The smile on her face and the joy in her eyes when she revealed her secret to me was something I will treasure forever. A boiled egg rolling on the floor. Just that, but it was enough to make us feel like the happiest family in the world.
That recollection makes me realise that life is full of the simplest most incredible moments. My mother taught me to look for wonder in the most mundane things. She is one of the most wonderful women I know. She is someone who inspires me daily, if I can be a fraction of the mother she is to me then I will be a great mother to my children (when they appear in my life;).
However my mother is not without her flaws. She is a veteran of hard knocks and terrible decision making. I don’t see these flaws as something that detracts from her, because they have shaped the woman who is my mother and who has instilled in me the values I have in life. However these decision making flaws she has has taught me about decision making in my life and I have vowed never to compromise myself for a man. You see, my mother gave up her dream job for a man. She regrets this decision to this day. That decision did ultimately result in me, which she does not regret in the least, but perhaps she would have had me anyway…who knows.

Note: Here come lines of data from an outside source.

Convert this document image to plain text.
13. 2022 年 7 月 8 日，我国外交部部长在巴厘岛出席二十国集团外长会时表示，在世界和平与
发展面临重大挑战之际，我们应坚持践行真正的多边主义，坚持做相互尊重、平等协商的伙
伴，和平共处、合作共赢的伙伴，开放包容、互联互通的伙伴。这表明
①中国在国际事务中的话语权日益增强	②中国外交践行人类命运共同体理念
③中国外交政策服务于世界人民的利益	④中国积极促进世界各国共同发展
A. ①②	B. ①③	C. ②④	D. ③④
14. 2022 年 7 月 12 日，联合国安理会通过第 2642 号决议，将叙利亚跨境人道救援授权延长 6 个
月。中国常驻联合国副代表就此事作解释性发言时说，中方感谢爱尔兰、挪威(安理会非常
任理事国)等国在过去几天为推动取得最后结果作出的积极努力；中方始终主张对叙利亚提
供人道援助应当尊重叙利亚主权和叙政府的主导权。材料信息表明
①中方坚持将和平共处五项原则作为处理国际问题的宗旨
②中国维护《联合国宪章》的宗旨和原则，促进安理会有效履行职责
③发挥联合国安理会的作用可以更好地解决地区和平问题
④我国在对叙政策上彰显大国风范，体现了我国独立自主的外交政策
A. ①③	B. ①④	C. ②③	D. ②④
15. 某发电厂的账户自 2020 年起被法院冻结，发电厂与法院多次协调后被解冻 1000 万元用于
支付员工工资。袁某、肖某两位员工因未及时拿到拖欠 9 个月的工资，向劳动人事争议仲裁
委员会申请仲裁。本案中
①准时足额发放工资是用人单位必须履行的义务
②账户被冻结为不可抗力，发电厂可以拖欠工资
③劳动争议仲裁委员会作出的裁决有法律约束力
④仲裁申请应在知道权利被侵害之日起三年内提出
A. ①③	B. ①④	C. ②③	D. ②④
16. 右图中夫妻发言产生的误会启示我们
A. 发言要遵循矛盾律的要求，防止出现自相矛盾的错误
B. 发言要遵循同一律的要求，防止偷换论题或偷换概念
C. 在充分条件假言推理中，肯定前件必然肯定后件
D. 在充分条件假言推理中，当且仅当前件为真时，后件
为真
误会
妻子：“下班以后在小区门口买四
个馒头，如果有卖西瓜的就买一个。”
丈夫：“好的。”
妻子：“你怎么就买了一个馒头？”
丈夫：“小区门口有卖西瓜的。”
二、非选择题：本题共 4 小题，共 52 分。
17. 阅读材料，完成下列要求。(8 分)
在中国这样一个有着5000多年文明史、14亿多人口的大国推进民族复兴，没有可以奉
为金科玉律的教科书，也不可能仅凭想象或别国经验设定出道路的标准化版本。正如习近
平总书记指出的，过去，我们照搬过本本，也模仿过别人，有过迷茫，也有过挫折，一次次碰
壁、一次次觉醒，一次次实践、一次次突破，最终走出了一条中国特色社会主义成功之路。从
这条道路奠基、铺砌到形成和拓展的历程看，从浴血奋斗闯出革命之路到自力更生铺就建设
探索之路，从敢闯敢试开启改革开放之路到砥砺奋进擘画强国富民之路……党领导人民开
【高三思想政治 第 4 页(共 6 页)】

This one terrible decision she made had a knock on effect in her life and to this day she doubts all her choices in life, so that deciding what colour curtains to buy becomes a disproportionately huge decision in her life because she is afraid of making the wrong decision.

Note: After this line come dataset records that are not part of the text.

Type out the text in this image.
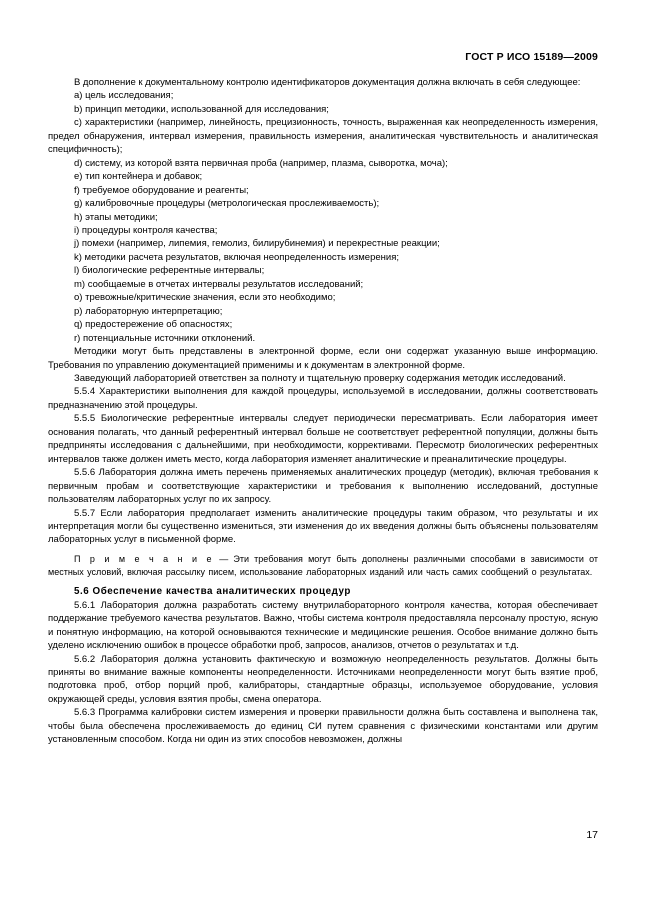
ГОСТ Р ИСО 15189—2009

В дополнение к документальному контролю идентификаторов документация должна включать в себя следующее:

a) цель исследования;

b) принцип методики, использованной для исследования;

c) характеристики (например, линейность, прецизионность, точность, выраженная как неопределенность измерения, предел обнаружения, интервал измерения, правильность измерения, аналитическая чувствительность и аналитическая специфичность);

d) систему, из которой взята первичная проба (например, плазма, сыворотка, моча);

e) тип контейнера и добавок;

f) требуемое оборудование и реагенты;

g) калибровочные процедуры (метрологическая прослеживаемость);

h) этапы методики;

i) процедуры контроля качества;

j) помехи (например, липемия, гемолиз, билирубинемия) и перекрестные реакции;

k) методики расчета результатов, включая неопределенность измерения;

l) биологические референтные интервалы;

m) сообщаемые в отчетах интервалы результатов исследований;

o) тревожные/критические значения, если это необходимо;

p) лабораторную интерпретацию;

q) предостережение об опасностях;

r) потенциальные источники отклонений.

Методики могут быть представлены в электронной форме, если они содержат указанную выше информацию. Требования по управлению документацией применимы и к документам в электронной форме.

Заведующий лабораторией ответствен за полноту и тщательную проверку содержания методик исследований.

5.5.4 Характеристики выполнения для каждой процедуры, используемой в исследовании, должны соответствовать предназначению этой процедуры.

5.5.5 Биологические референтные интервалы следует периодически пересматривать. Если лаборатория имеет основания полагать, что данный референтный интервал больше не соответствует референтной популяции, должны быть предприняты исследования с дальнейшими, при необходимости, коррективами. Пересмотр биологических референтных интервалов также должен иметь место, когда лаборатория изменяет аналитические и преаналитические процедуры.

5.5.6 Лаборатория должна иметь перечень применяемых аналитических процедур (методик), включая требования к первичным пробам и соответствующие характеристики и требования к выполнению исследований, доступные пользователям лабораторных услуг по их запросу.

5.5.7 Если лаборатория предполагает изменить аналитические процедуры таким образом, что результаты и их интерпретация могли бы существенно измениться, эти изменения до их введения должны быть объяснены пользователям лабораторных услуг в письменной форме.

П р и м е ч а н и е — Эти требования могут быть дополнены различными способами в зависимости от местных условий, включая рассылку писем, использование лабораторных изданий или часть самих сообщений о результатах.

5.6 Обеспечение качества аналитических процедур

5.6.1 Лаборатория должна разработать систему внутрилабораторного контроля качества, которая обеспечивает поддержание требуемого качества результатов. Важно, чтобы система контроля предоставляла персоналу простую, ясную и понятную информацию, на которой основываются технические и медицинские решения. Особое внимание должно быть уделено исключению ошибок в процессе обработки проб, запросов, анализов, отчетов о результатах и т.д.

5.6.2 Лаборатория должна установить фактическую и возможную неопределенность результатов. Должны быть приняты во внимание важные компоненты неопределенности. Источниками неопределенности могут быть взятие проб, подготовка проб, отбор порций проб, калибраторы, стандартные образцы, используемое оборудование, условия окружающей среды, условия взятия пробы, смена оператора.

5.6.3 Программа калибровки систем измерения и проверки правильности должна быть составлена и выполнена так, чтобы была обеспечена прослеживаемость до единиц СИ путем сравнения с физическими константами или другим установленным способом. Когда ни один из этих способов невозможен, должны

17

I don’t want that for my life. And as much as she has failed in certain aspects of her life she has tried so hard to instill in me the value of believing in yourself. To follow your instincts and not to let other people walk all over you. She teaches me these lessons over and over again. So that now I refuse to be trampled on and I will not stand by and let other people be trodden all over by others. My mother taught me to stand up for myself and others. I am young and I do still make mistakes and sometimes I do compromise myself, but I try so hard to live by these lessons and to feel as little regret as possible. with the words she uses and her daily actions my mother is an inspiration to me.

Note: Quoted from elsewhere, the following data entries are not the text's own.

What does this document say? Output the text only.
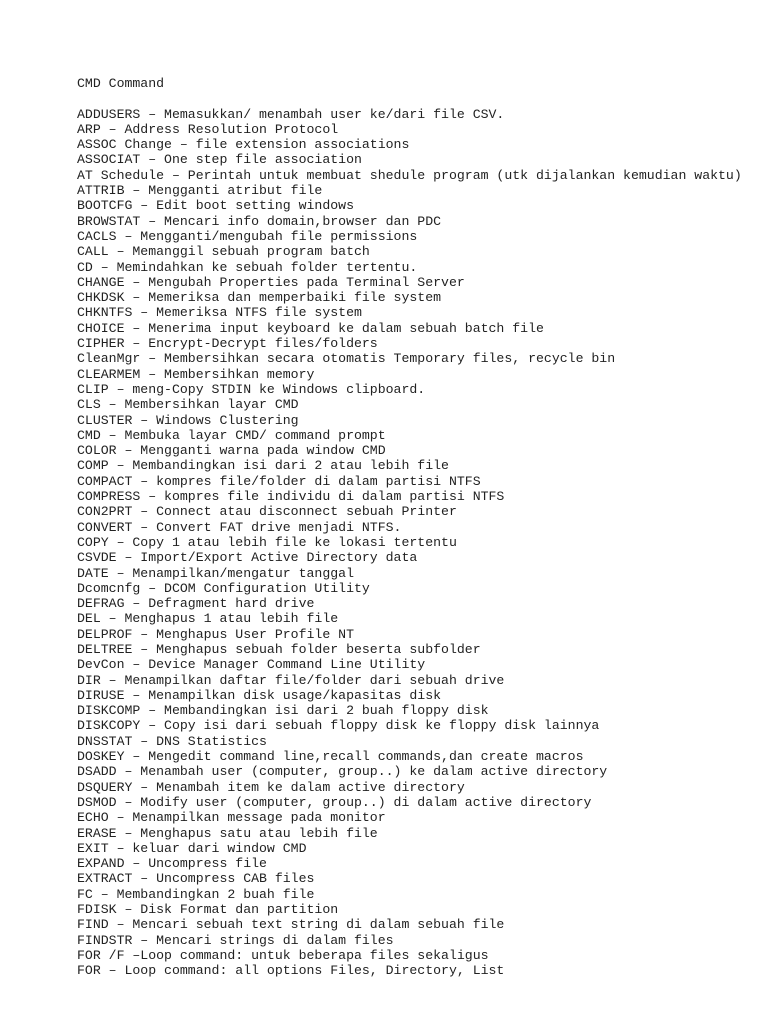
CMD Command
ADDUSERS – Memasukkan/ menambah user ke/dari file CSV.
ARP – Address Resolution Protocol
ASSOC Change – file extension associations
ASSOCIAT – One step file association
AT Schedule – Perintah untuk membuat shedule program (utk dijalankan kemudian waktu)
ATTRIB – Mengganti atribut file
BOOTCFG – Edit boot setting windows
BROWSTAT – Mencari info domain,browser dan PDC
CACLS – Mengganti/mengubah file permissions
CALL – Memanggil sebuah program batch
CD – Memindahkan ke sebuah folder tertentu.
CHANGE – Mengubah Properties pada Terminal Server
CHKDSK – Memeriksa dan memperbaiki file system
CHKNTFS – Memeriksa NTFS file system
CHOICE – Menerima input keyboard ke dalam sebuah batch file
CIPHER – Encrypt-Decrypt files/folders
CleanMgr – Membersihkan secara otomatis Temporary files, recycle bin
CLEARMEM – Membersihkan memory
CLIP – meng-Copy STDIN ke Windows clipboard.
CLS – Membersihkan layar CMD
CLUSTER – Windows Clustering
CMD – Membuka layar CMD/ command prompt
COLOR – Mengganti warna pada window CMD
COMP – Membandingkan isi dari 2 atau lebih file
COMPACT – kompres file/folder di dalam partisi NTFS
COMPRESS – kompres file individu di dalam partisi NTFS
CON2PRT – Connect atau disconnect sebuah Printer
CONVERT – Convert FAT drive menjadi NTFS.
COPY – Copy 1 atau lebih file ke lokasi tertentu
CSVDE – Import/Export Active Directory data
DATE – Menampilkan/mengatur tanggal
Dcomcnfg – DCOM Configuration Utility
DEFRAG – Defragment hard drive
DEL – Menghapus 1 atau lebih file
DELPROF – Menghapus User Profile NT
DELTREE – Menghapus sebuah folder beserta subfolder
DevCon – Device Manager Command Line Utility
DIR – Menampilkan daftar file/folder dari sebuah drive
DIRUSE – Menampilkan disk usage/kapasitas disk
DISKCOMP – Membandingkan isi dari 2 buah floppy disk
DISKCOPY – Copy isi dari sebuah floppy disk ke floppy disk lainnya
DNSSTAT – DNS Statistics
DOSKEY – Mengedit command line,recall commands,dan create macros
DSADD – Menambah user (computer, group..) ke dalam active directory
DSQUERY – Menambah item ke dalam active directory
DSMOD – Modify user (computer, group..) di dalam active directory
ECHO – Menampilkan message pada monitor
ERASE – Menghapus satu atau lebih file
EXIT – keluar dari window CMD
EXPAND – Uncompress file
EXTRACT – Uncompress CAB files
FC – Membandingkan 2 buah file
FDISK – Disk Format dan partition
FIND – Mencari sebuah text string di dalam sebuah file
FINDSTR – Mencari strings di dalam files
FOR /F –Loop command: untuk beberapa files sekaligus
FOR – Loop command: all options Files, Directory, List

My mother is not perfect, but she is just like that boiled egg to me – fragile and hard simultaneously – a wonder. She makes me smile and she is one of my closest confidants in life. She knows me inside out and sometimes her words are painful and cutting, but I know that they are embedded in love and a desire to see me succeed where she could not. The world is teeming with remarkable women who do selfless acts everyday to make sure that their children grow up to be people who can make a difference. These women deserve more recognition and respect. Women need more respect. One of the most important lessons my mother ever taught me was that words are powerful. The language that we use has the ability to influence the people around us. She was disgusted one day when I came home from a play date at a friends house and I asked if our girl was coming in the next day as I wanted to give her something I had made at pre-school. Now I had never heard my mother refer to Hilda, our helper, as the girl, nor would I ever hear her say it, but it had been used at my friends house to refer to their helper and being very young I thought it was ok. My mother sat me down and asked me if I thought that Hilda was an adult or a young child? I said an adult. Then she asked me why I had thought it was ok that I had called her a girl. This made me think. It still makes me think. Our language has the power to change political thought or to enforce a narrow and dangerous world view. So when I hear racist, homophobic or anti-feminist jokes being told by intelligent people, I make it known that their language is entrenching a view point that is flawed and perpetuates inequality. My mother was never afraid to make herself unpopular by saying these things to people and because of her and other very strong women in my life I too speak out.
I challenge every woman who reads this blog to be a hard boiled egg – someone who has been transformed by tremendous heat and struggle into something better, someone who is fragile yet able to be rolled on the floor and come away unscathed. Be a good egg in this life.